History repeats with East Congo mutinyPosted: 24/07/2012
By Hanna Ucko Neill, Global Conflicts Analyst
This past weekend the United States announced that it was cutting military aid to Rwanda over concerns that Kigali was backing rebel movements in neighbouring Congo. The $200,000 involved is not that significant, but Washington’s move is. Despite Rwanda’s vehement denials, and a delay in publication, its staunchest ally and international defender is acknowledging a controversial UN report linking Kigali to the new M23 rebel movement.
After the fierce inter-ethnic wars of the 1990s and years of instability, the last thing the citizens of strife-torn Democratic Republic of the Congo (DRC) needed was increased violence. But that is exactly what they have faced since April this year, when Congolese soldiers led by General Bosco Ntaganda – ‘the Terminator’ – deserted. The hundreds of soldiers who exited the army during the mutiny were former members of the rebel CNDP (Congrès National Pour la Défense du Peuple) who had only joined the force three years earlier, as part of a peace deal in 2009. Like the government in Rwanda, they are mainly ethnic Tutsis.
Clashes between the mutineers and the army in the eastern provinces of North and South Kivu have caused some 260,000 civilians to flee. The rebels have reportedly taken control of towns such as Bunagana in Rutshuru territory, and the ensuing chaos has left other villages more vulnerable to attacks from the DRC’s alphabet soup of other rebel groups, especially the Rwandan Hutu FDLR (Forces Démocratiques de Libération du Rwanda).
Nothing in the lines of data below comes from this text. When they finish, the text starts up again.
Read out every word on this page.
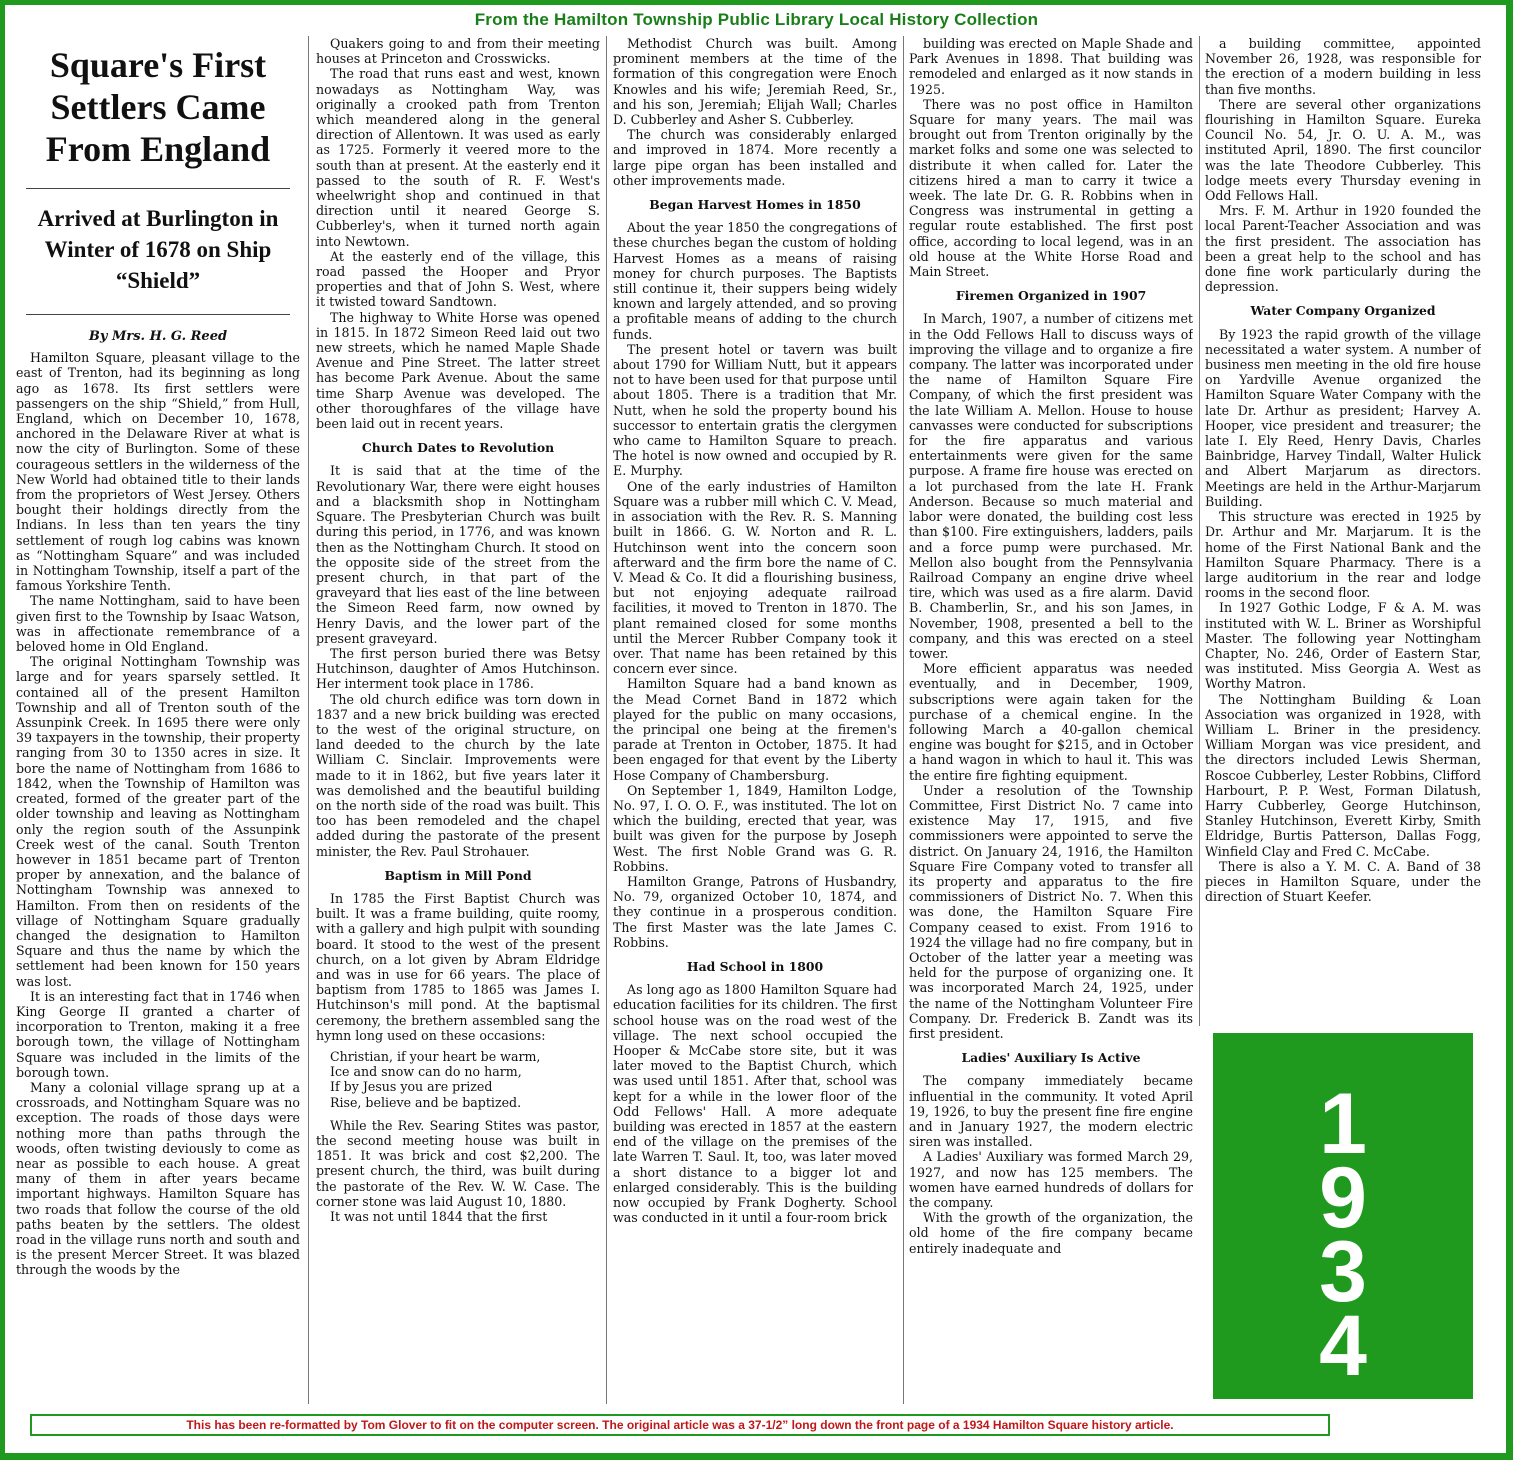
From the Hamilton Township Public Library Local History Collection
Square's First Settlers Came From England
Arrived at Burlington in Winter of 1678 on Ship “Shield”
By Mrs. H. G. Reed

Hamilton Square, pleasant village to the east of Trenton, had its beginning as long ago as 1678. Its first settlers were passengers on the ship “Shield,” from Hull, England, which on December 10, 1678, anchored in the Delaware River at what is now the city of Burlington. Some of these courageous settlers in the wilderness of the New World had obtained title to their lands from the proprietors of West Jersey. Others bought their holdings directly from the Indians. In less than ten years the tiny settlement of rough log cabins was known as “Nottingham Square” and was included in Nottingham Township, itself a part of the famous Yorkshire Tenth.

The name Nottingham, said to have been given first to the Township by Isaac Watson, was in affectionate remembrance of a beloved home in Old England.

The original Nottingham Township was large and for years sparsely settled. It contained all of the present Hamilton Township and all of Trenton south of the Assunpink Creek. In 1695 there were only 39 taxpayers in the township, their property ranging from 30 to 1350 acres in size. It bore the name of Nottingham from 1686 to 1842, when the Township of Hamilton was created, formed of the greater part of the older township and leaving as Nottingham only the region south of the Assunpink Creek west of the canal. South Trenton however in 1851 became part of Trenton proper by annexation, and the balance of Nottingham Township was annexed to Hamilton. From then on residents of the village of Nottingham Square gradually changed the designation to Hamilton Square and thus the name by which the settlement had been known for 150 years was lost.

It is an interesting fact that in 1746 when King George II granted a charter of incorporation to Trenton, making it a free borough town, the village of Nottingham Square was included in the limits of the borough town.

Many a colonial village sprang up at a crossroads, and Nottingham Square was no exception. The roads of those days were nothing more than paths through the woods, often twisting deviously to come as near as possible to each house. A great many of them in after years became important highways. Hamilton Square has two roads that follow the course of the old paths beaten by the settlers. The oldest road in the village runs north and south and is the present Mercer Street. It was blazed through the woods by the

Quakers going to and from their meeting houses at Princeton and Crosswicks.

The road that runs east and west, known nowadays as Nottingham Way, was originally a crooked path from Trenton which meandered along in the general direction of Allentown. It was used as early as 1725. Formerly it veered more to the south than at present. At the easterly end it passed to the south of R. F. West's wheelwright shop and continued in that direction until it neared George S. Cubberley's, when it turned north again into Newtown.

At the easterly end of the village, this road passed the Hooper and Pryor properties and that of John S. West, where it twisted toward Sandtown.

The highway to White Horse was opened in 1815. In 1872 Simeon Reed laid out two new streets, which he named Maple Shade Avenue and Pine Street. The latter street has become Park Avenue. About the same time Sharp Avenue was developed. The other thoroughfares of the village have been laid out in recent years.

Church Dates to Revolution

It is said that at the time of the Revolutionary War, there were eight houses and a blacksmith shop in Nottingham Square. The Presbyterian Church was built during this period, in 1776, and was known then as the Nottingham Church. It stood on the opposite side of the street from the present church, in that part of the graveyard that lies east of the line between the Simeon Reed farm, now owned by Henry Davis, and the lower part of the present graveyard.

The first person buried there was Betsy Hutchinson, daughter of Amos Hutchinson. Her interment took place in 1786.

The old church edifice was torn down in 1837 and a new brick building was erected to the west of the original structure, on land deeded to the church by the late William C. Sinclair. Improvements were made to it in 1862, but five years later it was demolished and the beautiful building on the north side of the road was built. This too has been remodeled and the chapel added during the pastorate of the present minister, the Rev. Paul Strohauer.

Baptism in Mill Pond

In 1785 the First Baptist Church was built. It was a frame building, quite roomy, with a gallery and high pulpit with sounding board. It stood to the west of the present church, on a lot given by Abram Eldridge and was in use for 66 years. The place of baptism from 1785 to 1865 was James I. Hutchinson's mill pond. At the baptismal ceremony, the brethern assembled sang the hymn long used on these occasions:

Christian, if your heart be warm,
Ice and snow can do no harm,
If by Jesus you are prized
Rise, believe and be baptized.

While the Rev. Searing Stites was pastor, the second meeting house was built in 1851. It was brick and cost $2,200. The present church, the third, was built during the pastorate of the Rev. W. W. Case. The corner stone was laid August 10, 1880.

It was not until 1844 that the first

Methodist Church was built. Among prominent members at the time of the formation of this congregation were Enoch Knowles and his wife; Jeremiah Reed, Sr., and his son, Jeremiah; Elijah Wall; Charles D. Cubberley and Asher S. Cubberley.

The church was considerably enlarged and improved in 1874. More recently a large pipe organ has been installed and other improvements made.

Began Harvest Homes in 1850

About the year 1850 the congregations of these churches began the custom of holding Harvest Homes as a means of raising money for church purposes. The Baptists still continue it, their suppers being widely known and largely attended, and so proving a profitable means of adding to the church funds.

The present hotel or tavern was built about 1790 for William Nutt, but it appears not to have been used for that purpose until about 1805. There is a tradition that Mr. Nutt, when he sold the property bound his successor to entertain gratis the clergymen who came to Hamilton Square to preach. The hotel is now owned and occupied by R. E. Murphy.

One of the early industries of Hamilton Square was a rubber mill which C. V. Mead, in association with the Rev. R. S. Manning built in 1866. G. W. Norton and R. L. Hutchinson went into the concern soon afterward and the firm bore the name of C. V. Mead & Co. It did a flourishing business, but not enjoying adequate railroad facilities, it moved to Trenton in 1870. The plant remained closed for some months until the Mercer Rubber Company took it over. That name has been retained by this concern ever since.

Hamilton Square had a band known as the Mead Cornet Band in 1872 which played for the public on many occasions, the principal one being at the firemen's parade at Trenton in October, 1875. It had been engaged for that event by the Liberty Hose Company of Chambersburg.

On September 1, 1849, Hamilton Lodge, No. 97, I. O. O. F., was instituted. The lot on which the building, erected that year, was built was given for the purpose by Joseph West. The first Noble Grand was G. R. Robbins.

Hamilton Grange, Patrons of Husbandry, No. 79, organized October 10, 1874, and they continue in a prosperous condition. The first Master was the late James C. Robbins.

Had School in 1800

As long ago as 1800 Hamilton Square had education facilities for its children. The first school house was on the road west of the village. The next school occupied the Hooper & McCabe store site, but it was later moved to the Baptist Church, which was used until 1851. After that, school was kept for a while in the lower floor of the Odd Fellows' Hall. A more adequate building was erected in 1857 at the eastern end of the village on the premises of the late Warren T. Saul. It, too, was later moved a short distance to a bigger lot and enlarged considerably. This is the building now occupied by Frank Dogherty. School was conducted in it until a four-room brick

building was erected on Maple Shade and Park Avenues in 1898. That building was remodeled and enlarged as it now stands in 1925.

There was no post office in Hamilton Square for many years. The mail was brought out from Trenton originally by the market folks and some one was selected to distribute it when called for. Later the citizens hired a man to carry it twice a week. The late Dr. G. R. Robbins when in Congress was instrumental in getting a regular route established. The first post office, according to local legend, was in an old house at the White Horse Road and Main Street.

Firemen Organized in 1907

In March, 1907, a number of citizens met in the Odd Fellows Hall to discuss ways of improving the village and to organize a fire company. The latter was incorporated under the name of Hamilton Square Fire Company, of which the first president was the late William A. Mellon. House to house canvasses were conducted for subscriptions for the fire apparatus and various entertainments were given for the same purpose. A frame fire house was erected on a lot purchased from the late H. Frank Anderson. Because so much material and labor were donated, the building cost less than $100. Fire extinguishers, ladders, pails and a force pump were purchased. Mr. Mellon also bought from the Pennsylvania Railroad Company an engine drive wheel tire, which was used as a fire alarm. David B. Chamberlin, Sr., and his son James, in November, 1908, presented a bell to the company, and this was erected on a steel tower.

More efficient apparatus was needed eventually, and in December, 1909, subscriptions were again taken for the purchase of a chemical engine. In the following March a 40-gallon chemical engine was bought for $215, and in October a hand wagon in which to haul it. This was the entire fire fighting equipment.

Under a resolution of the Township Committee, First District No. 7 came into existence May 17, 1915, and five commissioners were appointed to serve the district. On January 24, 1916, the Hamilton Square Fire Company voted to transfer all its property and apparatus to the fire commissioners of District No. 7. When this was done, the Hamilton Square Fire Company ceased to exist. From 1916 to 1924 the village had no fire company, but in October of the latter year a meeting was held for the purpose of organizing one. It was incorporated March 24, 1925, under the name of the Nottingham Volunteer Fire Company. Dr. Frederick B. Zandt was its first president.

Ladies' Auxiliary Is Active

The company immediately became influential in the community. It voted April 19, 1926, to buy the present fine fire engine and in January 1927, the modern electric siren was installed.

A Ladies' Auxiliary was formed March 29, 1927, and now has 125 members. The women have earned hundreds of dollars for the company.

With the growth of the organization, the old home of the fire company became entirely inadequate and

a building committee, appointed November 26, 1928, was responsible for the erection of a modern building in less than five months.

There are several other organizations flourishing in Hamilton Square. Eureka Council No. 54, Jr. O. U. A. M., was instituted April, 1890. The first councilor was the late Theodore Cubberley. This lodge meets every Thursday evening in Odd Fellows Hall.

Mrs. F. M. Arthur in 1920 founded the local Parent-Teacher Association and was the first president. The association has been a great help to the school and has done fine work particularly during the depression.

Water Company Organized

By 1923 the rapid growth of the village necessitated a water system. A number of business men meeting in the old fire house on Yardville Avenue organized the Hamilton Square Water Company with the late Dr. Arthur as president; Harvey A. Hooper, vice president and treasurer; the late I. Ely Reed, Henry Davis, Charles Bainbridge, Harvey Tindall, Walter Hulick and Albert Marjarum as directors. Meetings are held in the Arthur-Marjarum Building.

This structure was erected in 1925 by Dr. Arthur and Mr. Marjarum. It is the home of the First National Bank and the Hamilton Square Pharmacy. There is a large auditorium in the rear and lodge rooms in the second floor.

In 1927 Gothic Lodge, F & A. M. was instituted with W. L. Briner as Worshipful Master. The following year Nottingham Chapter, No. 246, Order of Eastern Star, was instituted. Miss Georgia A. West as Worthy Matron.

The Nottingham Building & Loan Association was organized in 1928, with William L. Briner in the presidency. William Morgan was vice president, and the directors included Lewis Sherman, Roscoe Cubberley, Lester Robbins, Clifford Harbourt, P. P. West, Forman Dilatush, Harry Cubberley, George Hutchinson, Stanley Hutchinson, Everett Kirby, Smith Eldridge, Burtis Patterson, Dallas Fogg, Winfield Clay and Fred C. McCabe.

There is also a Y. M. C. A. Band of 38 pieces in Hamilton Square, under the direction of Stuart Keefer.

1
9
3
4
This has been re-formatted by Tom Glover to fit on the computer screen. The original article was a 37-1/2” long down the front page of a 1934 Hamilton Square history article.
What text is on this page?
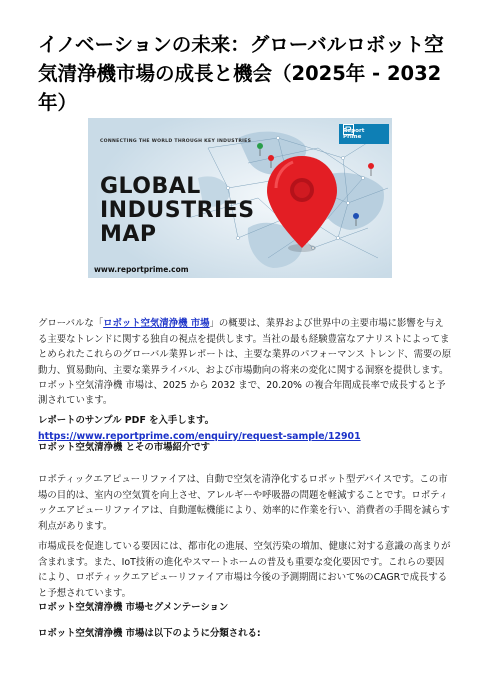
イノベーションの未来：グローバルロボット空気清浄機市場の成長と機会（2025年 - 2032年）
CONNECTING THE WORLD THROUGH KEY INDUSTRIES
GLOBAL
INDUSTRIES
MAP
www.reportprime.com
Report
Prime

グローバルな「ロボット空気清浄機 市場」の概要は、業界および世界中の主要市場に影響を与える主要なトレンドに関する独自の視点を提供します。当社の最も経験豊富なアナリストによってまとめられたこれらのグローバル業界レポートは、主要な業界のパフォーマンス トレンド、需要の原動力、貿易動向、主要な業界ライバル、および市場動向の将来の変化に関する洞察を提供します。ロボット空気清浄機 市場は、2025 から 2032 まで、20.20% の複合年間成長率で成長すると予測されています。

レポートのサンプル PDF を入手します。 https://www.reportprime.com/enquiry/request-sample/12901

ロボット空気清浄機 とその市場紹介です

ロボティックエアピューリファイアは、自動で空気を清浄化するロボット型デバイスです。この市場の目的は、室内の空気質を向上させ、アレルギーや呼吸器の問題を軽減することです。ロボティックエアピューリファイアは、自動運転機能により、効率的に作業を行い、消費者の手間を減らす利点があります。

市場成長を促進している要因には、都市化の進展、空気汚染の増加、健康に対する意識の高まりが含まれます。また、IoT技術の進化やスマートホームの普及も重要な変化要因です。これらの要因により、ロボティックエアピューリファイア市場は今後の予測期間において%のCAGRで成長すると予想されています。

ロボット空気清浄機 市場セグメンテーション
ロボット空気清浄機 市場は以下のように分類される:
The army defectors have styled themselves the March 23 Movement (M23) after the date of the failed 2009 peace accord. Many say they are dissatisfied with conditions in the Congolese army (the Forces Armées de la République Démocratique du Congo, or FARDC), but there is some confusion and disagreement about their reasons for their taking to the bush.
The move was first seen as a means of protecting Ntaganda, who is wanted by the International Criminal Court for human-rights abuses during Congo’s second civil war in 1998–2003. For six years after the ICC issued a warrant for him in 2006, Ntaganda moved around the town of Goma and elsewhere openly. Granted impunity mainly through his perceived centrality to the peace process, he enjoyed a life of luxury that the BBC has described as including ‘fine wine and dining and games of tennis’, all under the nose of the Congolese government and the nearly 20,000-strong UN stabilisation mission in DRC (MONUSCO).
However, shortly before the rebellion, in the wake of fellow Congolese Thomas Lubanga’s conviction, Kinshasa was coming under renewed international pressure to arrest him. (Shortly after the mutiny, President Kabila announced for the first time his intention to do so.)
In fact, many former CNDP rebels may have been willing to let Ntaganda fight his own battles with the ICC, and there are suggestions that the original mutiny was something of a failure. It appears to have been President Joseph Kabila’s subsequent attempt to redeploy CNDP army units out of the Kivus that galvanised them into more sustained action and inspired more soliders to desert.
The ex-CNDP rebels were granted significant privileges when they were integrated into the FARDC in 2009, where they have operated under a parallel command structure. Until a few months ago, most FARDC soldiers in North Kivu came from the CNDP. They treated the region as their own fiefdom and cashed in on its illegal mineral trade.
With the former marriage of convenience that existed between President Kabila and the CNDP, the Enough project has accused CNDP military units in North Kivu of ‘coaxing people to vote for Kabila’ in the country’s much-criticised elections in November 2011.
Rwanda has also long been accused of continuing involvement in DRC, where more than one million ethnic Hutus took refuge after the 1994 Rwandan genocide, during which some 800,000, mostly Tutsis, were killed. Rwanda has invaded DRC twice in pursuit of Hutu rebels involved in the 1994 genocide.
Now, a UN report has also accused the Rwandan government of providing weapons and other assistance to the ex-CNDP rebels. Washington withdrew military aid to Kigali shortly afterwards.
Fatou Bensouda, the new ICC Chief Prosecutor, has put Ntaganda and Lord’s Resistance Army chief Joseph Kony top of her ‘wanted’ list. Meanwhile, Rwanda has promised to refute the UN evidence of its complicity ‘line by line’ next week.
So this is an all-too-familiar story that is also far from over. Indeed, for the displaced civilians who have taken refuge in neighbouring Rwanda and Uganda, for villagers facing attack from a variety of rebel groups and for the child soldiers forcibly recruited by M23, the final chapter may seem quite distant.